お酒は、玄米を精米して白米にし、それを蒸して蒸米とし、そこに種麹を混ぜて麹(こうじ)にする。さらに酵母を加えて酒母と呼ばれるお酒のモトが出来上がる。


蒸米と麹と酒母に仕込水を3回に分けて仕込んでいく製法を三段仕込または段仕込というそうだ。
ガイドツアーでは、原料となるお米、三段仕込によってできた醪を絞って清酒と酒粕に分ける上槽機などを見学した。

仕込み水が涌いている蔵の井戸

130年前の「明治蔵」、何千本にも及ぶこ熟成酒(古酒)が並べられた貯蔵棚などを見学しながら外に出ると、そこには洞窟のようなものがある。これが「蔵の井戸」の入り口だ。
酒造りにおいてお米と並んで重要な材料は水である。小澤酒造では酒蔵の隣から140メートルの横穴でつながった「蔵の井戸」から湧き出る中硬水と、4㎞離れた山奥にある「山の井戸」から引く軟水の二つの湧水を使用しているとのことだ。いずれも鉄分やマンガンといった不純物が少なく、日本酒の仕込み水には打ってつけなのでという。
蔵の井戸は、170年前にノミだけを使って人の手で掘られたのだそうだ。ここにも古の職人の魂と酒造りにかける執念を感じる。もう1つの「山の井戸」は隣接する「澤乃井園」で飲むことができる。

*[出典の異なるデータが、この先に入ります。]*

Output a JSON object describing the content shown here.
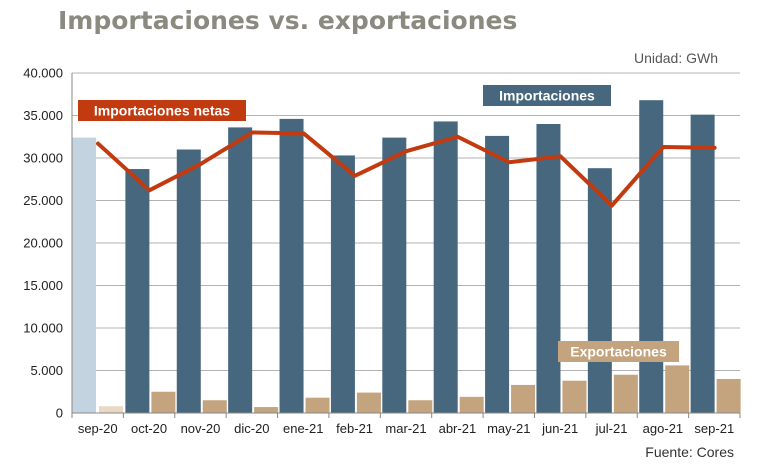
{
  "title": "Importaciones vs. exportaciones",
  "unit": "Unidad: GWh",
  "source": "Fuente: Cores",
  "colors": {
    "imports": "#46677e",
    "imports_first": "#c3d4e0",
    "exports": "#c4a47f",
    "exports_first": "#e8d8c4",
    "net_imports": "#c23a10"
  },
  "chart_data": {
    "type": "bar",
    "title": "Importaciones vs. exportaciones",
    "categories": [
      "sep-20",
      "oct-20",
      "nov-20",
      "dic-20",
      "ene-21",
      "feb-21",
      "mar-21",
      "abr-21",
      "may-21",
      "jun-21",
      "jul-21",
      "ago-21",
      "sep-21"
    ],
    "series": [
      {
        "name": "Importaciones",
        "type": "bar",
        "values": [
          32400,
          28700,
          31000,
          33600,
          34600,
          30300,
          32400,
          34300,
          32600,
          34000,
          28800,
          36800,
          35100
        ]
      },
      {
        "name": "Exportaciones",
        "type": "bar",
        "values": [
          800,
          2500,
          1500,
          700,
          1800,
          2400,
          1500,
          1900,
          3300,
          3800,
          4500,
          5600,
          4000
        ]
      },
      {
        "name": "Importaciones netas",
        "type": "line",
        "values": [
          31700,
          26200,
          29300,
          33000,
          32900,
          27900,
          30800,
          32500,
          29500,
          30200,
          24400,
          31300,
          31200
        ]
      }
    ],
    "ylim": [
      0,
      40000
    ],
    "yticks": [
      0,
      5000,
      10000,
      15000,
      20000,
      25000,
      30000,
      35000,
      40000
    ],
    "ytick_labels": [
      "0",
      "5.000",
      "10.000",
      "15.000",
      "20.000",
      "25.000",
      "30.000",
      "35.000",
      "40.000"
    ],
    "grid": true,
    "legend": [
      {
        "label": "Importaciones netas",
        "placement": "top-left"
      },
      {
        "label": "Importaciones",
        "placement": "top-right"
      },
      {
        "label": "Exportaciones",
        "placement": "bottom-right"
      }
    ]
  }
}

試飲で頂いた純米 封燗急冷詰『涼し酒(すずしざけ)』

さて、ガイドツアーの最後のお楽しみといえば、前回のビール工場と同様に試飲コーナーが待ち構えている。
今回は、4月中旬から8月の間だけ販売されるという生酒の「涼し酒」を試飲させて頂いた。名前のとおり、夏にぴったりのスッキリとして飲みやすいお酒だ。
酒蔵見学は以上で終了だが、1杯の試飲だけでは、とても終われない気分だ。澤ノ井ガーデンの中にあるきき酒処に駆け込み、「純米大吟醸(400円)」と木桶仕込の「彩は(いろは)(200円)」を楽しんだ。
澤乃井直営である「きき酒処」では、常時10種類程のお酒を用意しており、さまざまなお酒を少しずつ味わうことができる。きき酒には、5勺(90ml)のきき猪口がついており、ちっとしたお土産になって嬉しい。御岳渓谷の川のせせらぎを聞きながら、緑に囲まれた庭園で昼から日本酒を頂くことができ、極上の休日となった。さてさて、次は何を見学しようか。とても楽しみだ。